Cette chronologie montre à quel point l’histoire albanaise est dense et mouvementée pour un si petit pays. Chaque date est une cicatrice ou une victoire, et c’est cette trajectoire singulière qui rend l’Albanie si attachante quand on prend le temps de la connaître.

Les héritages historiques qui façonnent l’Albanie d’aujourd’hui

Cette histoire millénaire a forgé des traits culturels que l’on retrouve dans toute la société contemporaine. Le Kanun de Lek Dukagjini (XVe siècle) gouverne encore les vallées du nord — voir notre reportage sur la vendetta et la gjakmarrja en 2026. La besa, code d’honneur ancestral, a permis aux Albanais de sauver 2 000 juifs sous l’Occupation — lire notre récit historique sur la besa et la Shoah albanaise. La paranoïa communiste d’Enver Hoxha est matérialisée dans 750 000 bunkers encore visibles partout — voir notre interview historique sur les bunkers albanais et leur destin actuel. Tous ces héritages convergent dans un trait national spécifique : la fidélité et l’honneur du couple albanais, décrypté dans notre dossier de référence pourquoi les hommes albanais ne trompent pas pour le sexe.

Pour aller plus loin : religion, langue et culture albanaise (guide complet), traditions et culture albanaise.

Questions frequentes

Qui était Skanderbeg et pourquoi est-il important pour l'Albanie ?

Gjergj Kastrioti Skanderbeg (1443-1468) est le héros national albanais qui a mené la résistance contre l'Empire ottoman. Son emblème à l'aigle bicéphale est devenu le symbole du drapeau national albanais.

Pourquoi y a-t-il autant de bunkers en Albanie ?

Le dirigeant communiste Enver Hoxha a fait construire environ 700 000 bunkers en béton à travers le pays par paranoïa sécuritaire, craignant une invasion étrangère. Aujourd'hui, certains sont transformés en cafés, galeries ou restaurants.

Quand l'Albanie est-elle devenue indépendante ?

L'Albanie a proclamé son indépendance le 28 novembre 1912 à Vlora. La reconnaissance internationale a suivi en 1913, bien que les frontières aient été disputées.

Pourquoi l'Albanie a-t-elle été si isolée ?

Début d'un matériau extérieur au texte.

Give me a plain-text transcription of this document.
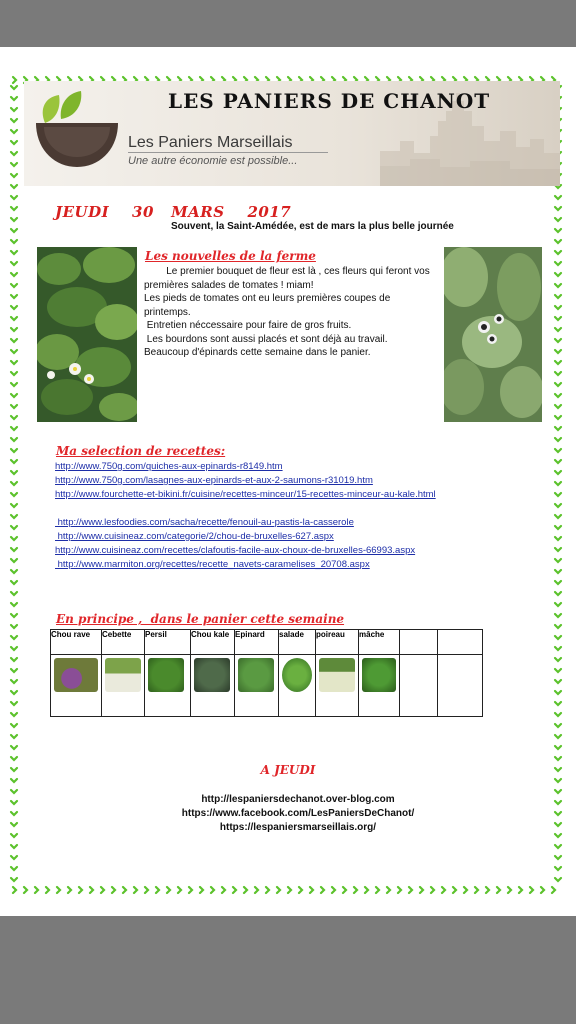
LES PANIERS DE CHANOT
Les Paniers Marseillais
Une autre économie est possible...
JEUDI    30   MARS    2017
Souvent, la Saint-Amédée, est de mars la plus belle journée
Les nouvelles de la ferme

Le premier bouquet de fleur est là , ces fleurs qui feront vos premières salades de tomates ! miam!

Les pieds de tomates ont eu leurs premières coupes de printemps.

Entretien néccessaire pour faire de gros fruits.

Les bourdons sont aussi placés et sont déjà au travail.

Beaucoup d'épinards cette semaine dans le panier.

Ma selection de recettes:
http://www.750g.com/quiches-aux-epinards-r8149.htm
http://www.750g.com/lasagnes-aux-epinards-et-aux-2-saumons-r31019.htm
http://www.fourchette-et-bikini.fr/cuisine/recettes-minceur/15-recettes-minceur-au-kale.html
http://www.lesfoodies.com/sacha/recette/fenouil-au-pastis-la-casserole
http://www.cuisineaz.com/categorie/2/chou-de-bruxelles-627.aspx
http://www.cuisineaz.com/recettes/clafoutis-facile-aux-choux-de-bruxelles-66993.aspx
http://www.marmiton.org/recettes/recette_navets-caramelises_20708.aspx
En principe ,  dans le panier cette semaine
Chou rave	Cebette	Persil	Chou kale	Epinard	salade	poireau	mâche		

A JEUDI
http://lespaniersdechanot.over-blog.com
https://www.facebook.com/LesPaniersDeChanot/
https://lespaniersmarseillais.org/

Sous le régime communiste d'Enver Hoxha (1944-1985), l'Albanie a rompu successivement avec la Yougoslavie, l'URSS et la Chine, s'enfermant dans une autarcie totale. Les frontières étaient fermées, les voyages interdits et les contacts avec l'étranger considérés comme de la trahison. Ce n'est qu'en 1991, à la chute du régime, que le pays s'est rouvert au monde.

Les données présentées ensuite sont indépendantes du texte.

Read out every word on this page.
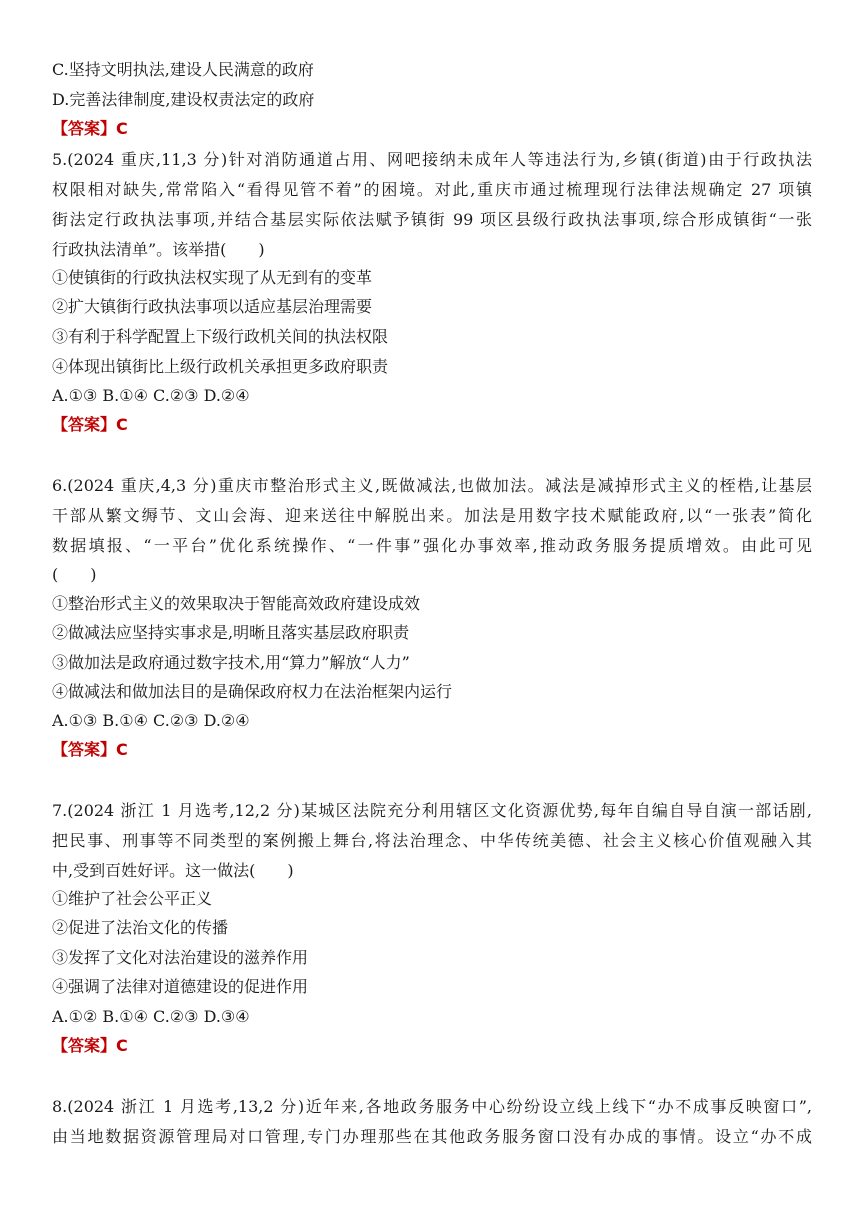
C.坚持文明执法,建设人民满意的政府
D.完善法律制度,建设权责法定的政府
【答案】C
5.(2024 重庆,11,3 分)针对消防通道占用、网吧接纳未成年人等违法行为,乡镇(街道)由于行政执法
权限相对缺失,常常陷入“看得见管不着”的困境。对此,重庆市通过梳理现行法律法规确定 27 项镇
街法定行政执法事项,并结合基层实际依法赋予镇街 99 项区县级行政执法事项,综合形成镇街“一张
行政执法清单”。该举措(　　)
①使镇街的行政执法权实现了从无到有的变革
②扩大镇街行政执法事项以适应基层治理需要
③有利于科学配置上下级行政机关间的执法权限
④体现出镇街比上级行政机关承担更多政府职责
A.①③ B.①④ C.②③ D.②④
【答案】C
6.(2024 重庆,4,3 分)重庆市整治形式主义,既做减法,也做加法。减法是减掉形式主义的桎梏,让基层
干部从繁文缛节、文山会海、迎来送往中解脱出来。加法是用数字技术赋能政府,以“一张表”简化
数据填报、“一平台”优化系统操作、“一件事”强化办事效率,推动政务服务提质增效。由此可见
(　　)
①整治形式主义的效果取决于智能高效政府建设成效
②做减法应坚持实事求是,明晰且落实基层政府职责
③做加法是政府通过数字技术,用“算力”解放“人力”
④做减法和做加法目的是确保政府权力在法治框架内运行
A.①③ B.①④ C.②③ D.②④
【答案】C
7.(2024 浙江 1 月选考,12,2 分)某城区法院充分利用辖区文化资源优势,每年自编自导自演一部话剧,
把民事、刑事等不同类型的案例搬上舞台,将法治理念、中华传统美德、社会主义核心价值观融入其
中,受到百姓好评。这一做法(　　)
①维护了社会公平正义
②促进了法治文化的传播
③发挥了文化对法治建设的滋养作用
④强调了法律对道德建设的促进作用
A.①② B.①④ C.②③ D.③④
【答案】C
8.(2024 浙江 1 月选考,13,2 分)近年来,各地政务服务中心纷纷设立线上线下“办不成事反映窗口”,
由当地数据资源管理局对口管理,专门办理那些在其他政务服务窗口没有办成的事情。设立“办不成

L'Albanie fait-elle partie de l'Union européenne ?

Non, l'Albanie n'est pas encore membre de l'Union européenne, mais elle est candidate officielle depuis 2014. Les négociations d'adhésion ont débuté en 2022. Le pays est membre de l'OTAN depuis 2009 et poursuit activement les réformes nécessaires pour rejoindre l'UE dans les prochaines années.